Line the cookie sheets with parchment paper. In a large bowl, beat the butter, orange extract, cream cheese and egg with an electric mixer until smooth. Make the Sweet Orange Glaze: Whisk together the powdered sugar, orange zest, and enough orange juice to achieve the desired consistency (less juice for a thicker glaze, more for a thinner one). Store at room temperature in an airtight container (divide layers with wax paper so the cookies.

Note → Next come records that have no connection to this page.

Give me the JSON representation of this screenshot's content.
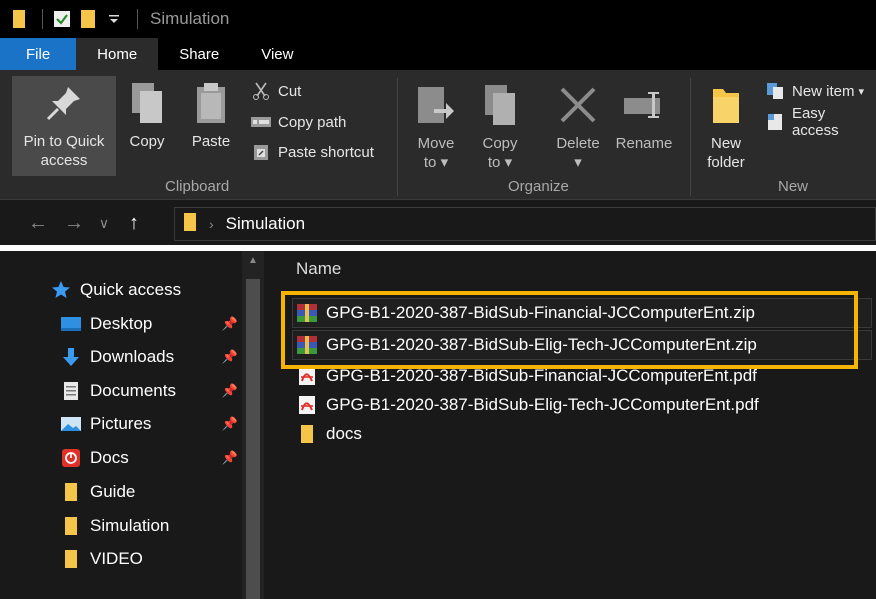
{
  "window": {
    "title": "Simulation"
  },
  "ribbon_tabs": [
    {
      "label": "File"
    },
    {
      "label": "Home"
    },
    {
      "label": "Share"
    },
    {
      "label": "View"
    }
  ],
  "clipboard": {
    "group_label": "Clipboard",
    "pin_label": "Pin to Quick access",
    "pin_line1": "Pin to Quick",
    "pin_line2": "access",
    "copy_label": "Copy",
    "paste_label": "Paste",
    "cut_label": "Cut",
    "copy_path_label": "Copy path",
    "paste_shortcut_label": "Paste shortcut"
  },
  "organize": {
    "group_label": "Organize",
    "move_to_line1": "Move",
    "move_to_line2": "to",
    "copy_to_line1": "Copy",
    "copy_to_line2": "to",
    "delete_label": "Delete",
    "rename_label": "Rename"
  },
  "new_group": {
    "group_label": "New",
    "new_folder_line1": "New",
    "new_folder_line2": "folder",
    "new_item_label": "New item",
    "easy_access_label": "Easy access"
  },
  "address": {
    "path": [
      "Simulation"
    ]
  },
  "navigation": {
    "items": [
      {
        "label": "Quick access",
        "icon": "star-icon",
        "pinned": false
      },
      {
        "label": "Desktop",
        "icon": "desktop-icon",
        "pinned": true
      },
      {
        "label": "Downloads",
        "icon": "download-icon",
        "pinned": true
      },
      {
        "label": "Documents",
        "icon": "documents-icon",
        "pinned": true
      },
      {
        "label": "Pictures",
        "icon": "pictures-icon",
        "pinned": true
      },
      {
        "label": "Docs",
        "icon": "docs-red-icon",
        "pinned": true
      },
      {
        "label": "Guide",
        "icon": "folder-icon",
        "pinned": false
      },
      {
        "label": "Simulation",
        "icon": "folder-icon",
        "pinned": false
      },
      {
        "label": "VIDEO",
        "icon": "folder-icon",
        "pinned": false
      }
    ]
  },
  "file_list": {
    "column_header": "Name",
    "files": [
      {
        "name": "GPG-B1-2020-387-BidSub-Financial-JCComputerEnt.zip",
        "icon": "winrar-archive-icon"
      },
      {
        "name": "GPG-B1-2020-387-BidSub-Elig-Tech-JCComputerEnt.zip",
        "icon": "winrar-archive-icon"
      },
      {
        "name": "GPG-B1-2020-387-BidSub-Financial-JCComputerEnt.pdf",
        "icon": "pdf-icon"
      },
      {
        "name": "GPG-B1-2020-387-BidSub-Elig-Tech-JCComputerEnt.pdf",
        "icon": "pdf-icon"
      },
      {
        "name": "docs",
        "icon": "folder-icon"
      }
    ]
  },
  "colors": {
    "file_tab": "#1a73c6",
    "highlight_box": "#f6b400",
    "folder_yellow": "#f5c54a",
    "quick_access_star": "#3b9bf2",
    "pdf_red": "#e0302a"
  }
}
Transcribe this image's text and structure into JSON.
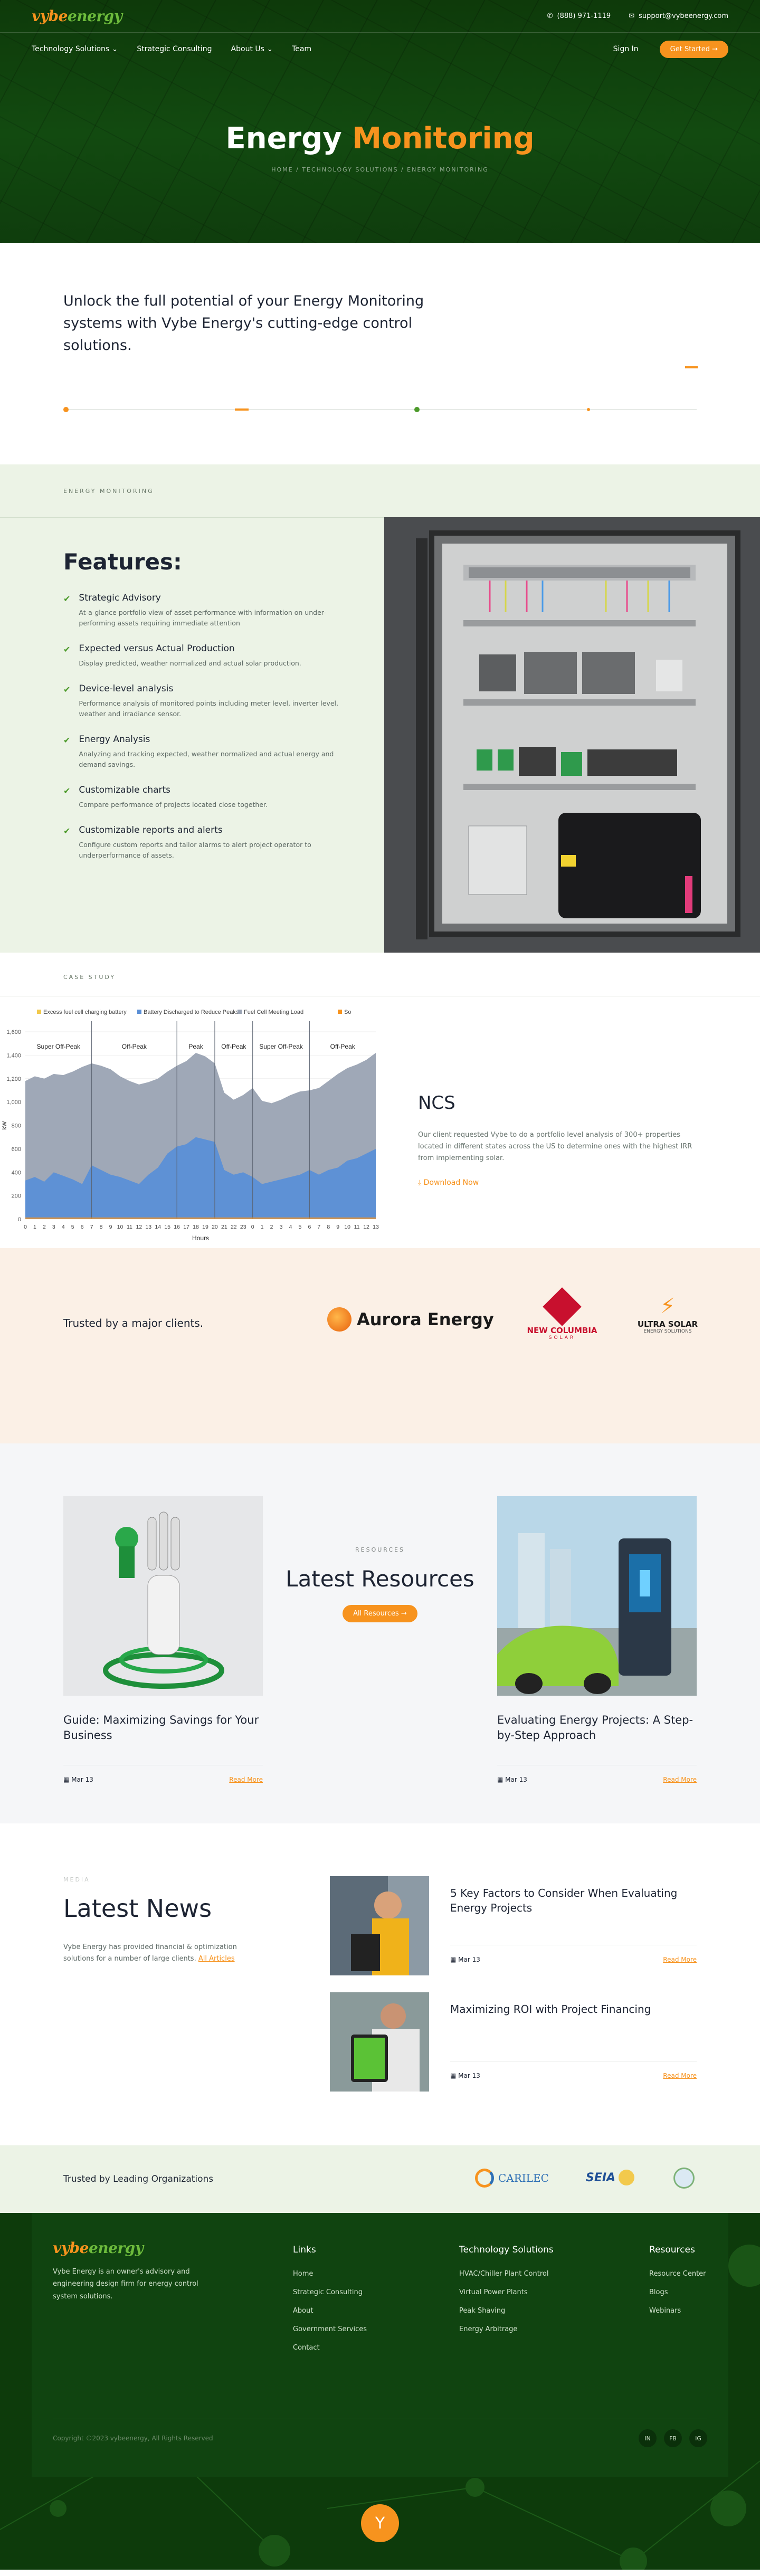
{
  "header": {
    "logo_v": "vybe",
    "logo_e": "energy",
    "phone": "(888) 971-1119",
    "email": "support@vybeenergy.com"
  },
  "nav": {
    "items": [
      "Technology Solutions ⌄",
      "Strategic Consulting",
      "About Us ⌄",
      "Team"
    ],
    "sign_in": "Sign In",
    "cta": "Get Started →"
  },
  "hero": {
    "title_a": "Energy ",
    "title_b": "Monitoring",
    "breadcrumb": "HOME / TECHNOLOGY SOLUTIONS / ENERGY MONITORING"
  },
  "intro": {
    "text": "Unlock the full potential of your Energy Monitoring systems with Vybe Energy's cutting-edge control solutions."
  },
  "features": {
    "eyebrow": "ENERGY MONITORING",
    "title": "Features:",
    "items": [
      {
        "title": "Strategic Advisory",
        "desc": "At-a-glance portfolio view of asset performance with information on under-performing assets requiring immediate attention"
      },
      {
        "title": "Expected versus Actual Production",
        "desc": "Display predicted, weather normalized and actual solar production."
      },
      {
        "title": "Device-level analysis",
        "desc": "Performance analysis of monitored points including meter level, inverter level, weather and irradiance sensor."
      },
      {
        "title": "Energy Analysis",
        "desc": "Analyzing and tracking expected, weather normalized and actual energy and demand savings."
      },
      {
        "title": "Customizable charts",
        "desc": "Compare performance of projects located close together."
      },
      {
        "title": "Customizable reports and alerts",
        "desc": "Configure custom reports and tailor alarms to alert project operator to underperformance of assets."
      }
    ]
  },
  "case_study": {
    "eyebrow": "CASE STUDY",
    "title": "NCS",
    "desc": "Our client requested Vybe to do a portfolio level analysis of 300+ properties located in different states across the US to determine ones with the highest IRR from implementing solar.",
    "download": "Download Now"
  },
  "chart_data": {
    "type": "area",
    "legend": [
      "Excess fuel cell charging battery",
      "Battery Discharged to Reduce Peaks",
      "Fuel Cell Meeting Load",
      "So"
    ],
    "series_colors": [
      "#f2c94c",
      "#5b8fd6",
      "#9aa3b3",
      "#f7931e"
    ],
    "xlabel": "Hours",
    "ylabel": "kW",
    "ylim": [
      0,
      1600
    ],
    "yticks": [
      "0",
      "200",
      "400",
      "600",
      "800",
      "1,000",
      "1,200",
      "1,400",
      "1,600"
    ],
    "x": [
      "0",
      "1",
      "2",
      "3",
      "4",
      "5",
      "6",
      "7",
      "8",
      "9",
      "10",
      "11",
      "12",
      "13",
      "14",
      "15",
      "16",
      "17",
      "18",
      "19",
      "20",
      "21",
      "22",
      "23",
      "0",
      "1",
      "2",
      "3",
      "4",
      "5",
      "6",
      "7",
      "8",
      "9",
      "10",
      "11",
      "12",
      "13"
    ],
    "series": [
      {
        "name": "Fuel Cell Meeting Load",
        "values": [
          1180,
          1220,
          1200,
          1240,
          1230,
          1260,
          1300,
          1330,
          1310,
          1280,
          1220,
          1180,
          1150,
          1170,
          1200,
          1260,
          1310,
          1350,
          1420,
          1390,
          1330,
          1080,
          1020,
          1060,
          1120,
          1010,
          990,
          1020,
          1060,
          1090,
          1100,
          1120,
          1180,
          1240,
          1290,
          1320,
          1360,
          1420
        ]
      },
      {
        "name": "Battery Discharged to Reduce Peaks",
        "values": [
          330,
          360,
          320,
          400,
          370,
          340,
          300,
          460,
          420,
          380,
          360,
          330,
          300,
          380,
          440,
          560,
          620,
          640,
          700,
          680,
          660,
          420,
          380,
          400,
          360,
          300,
          320,
          340,
          360,
          380,
          420,
          380,
          420,
          440,
          500,
          520,
          560,
          600
        ]
      },
      {
        "name": "Excess fuel cell charging battery",
        "values": [
          0,
          0,
          0,
          0,
          0,
          0,
          0,
          0,
          0,
          0,
          0,
          0,
          0,
          0,
          0,
          0,
          0,
          0,
          0,
          0,
          0,
          0,
          0,
          0,
          0,
          0,
          0,
          0,
          0,
          0,
          0,
          0,
          0,
          0,
          0,
          0,
          0,
          0
        ]
      }
    ],
    "periods": [
      "Super Off-Peak",
      "Off-Peak",
      "Peak",
      "Off-Peak",
      "Super Off-Peak",
      "Off-Peak"
    ]
  },
  "clients": {
    "label": "Trusted by a major clients.",
    "aurora": "Aurora Energy",
    "newcol_1": "NEW COLUMBIA",
    "newcol_2": "SOLAR",
    "ultra_1": "ULTRA SOLAR",
    "ultra_2": "ENERGY SOLUTIONS"
  },
  "resources": {
    "eyebrow": "RESOURCES",
    "title": "Latest Resources",
    "button": "All Resources →",
    "cards": [
      {
        "title": "Guide: Maximizing Savings for Your Business",
        "date": "Mar 13",
        "read": "Read More"
      },
      {
        "title": "Evaluating Energy Projects: A Step-by-Step Approach",
        "date": "Mar 13",
        "read": "Read More"
      }
    ]
  },
  "news": {
    "eyebrow": "MEDIA",
    "title": "Latest News",
    "desc": "Vybe Energy has provided financial & optimization solutions for a number of large clients.",
    "all_link": "All Articles",
    "items": [
      {
        "title": "5 Key Factors to Consider When Evaluating Energy Projects",
        "date": "Mar 13",
        "read": "Read More"
      },
      {
        "title": "Maximizing ROI with Project Financing",
        "date": "Mar 13",
        "read": "Read More"
      }
    ]
  },
  "orgs": {
    "label": "Trusted by Leading Organizations",
    "carilec": "CARILEC",
    "seia": "SEIA"
  },
  "footer": {
    "about": "Vybe Energy is an owner's advisory and engineering design firm for energy control system solutions.",
    "links_title": "Links",
    "links": [
      "Home",
      "Strategic Consulting",
      "About",
      "Government Services",
      "Contact"
    ],
    "tech_title": "Technology Solutions",
    "tech": [
      "HVAC/Chiller Plant Control",
      "Virtual Power Plants",
      "Peak Shaving",
      "Energy Arbitrage"
    ],
    "res_title": "Resources",
    "res": [
      "Resource Center",
      "Blogs",
      "Webinars"
    ],
    "copyright": "Copyright ©2023 vybeenergy, All Rights Reserved",
    "social": [
      "IN",
      "FB",
      "IG"
    ]
  },
  "colors": {
    "brand_green": "#0e3a0a",
    "accent_orange": "#f7931e",
    "light_green": "#ecf3e6"
  }
}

Grandma Overby's Orange Cookies instructions

  1. Cream together sugar, shortening, butter (melted) and eggs in a large bowl..
  2. Add in flour, baking soda, baking powder, buttermilk, and juice from 2 of the oranges. Sometimes I substitute orange juice instead of squeezed. Try 2/3 cup if you do. Mix well. The batter will be similar to heavy pancake batter..
  3. Pre-heat oven to 365°F. Spoon out a large spoon of batter onto an ungreased cookie sheet. You can also transfer the batter to a measuring cup and pour them onto the tray..
  4. Bake until edges are brown and centers spring back when touched..
  5. FROSTING: mix juice from 1 of the squeezed oranges (1/2 cup oj) with powdered sugar and 1 tablespoon melted butter. Then zest the entire skin of an orange into the mixture and mix..
  6. Frost while still warm..

The only thing I changed was using half lemon/half orange juice for the icing and maybe another half tablespoon of orange zest in the cookie dough- that definitely made them citrusy enough. The dough is relatively wet and similar to cake batter but the cookies remain very fluffy and cake-like. So in less then an hour you can fill your home with the most heavenly smell, and have warm orange cookies to snack on as a reward for all the hard work you've been doing lately. Soft orange cookies are one of Great-Grandma Berndt's heirloom recipes. They're so brag-worthy that I baked them as wedding favors when Husband and I tied the knot.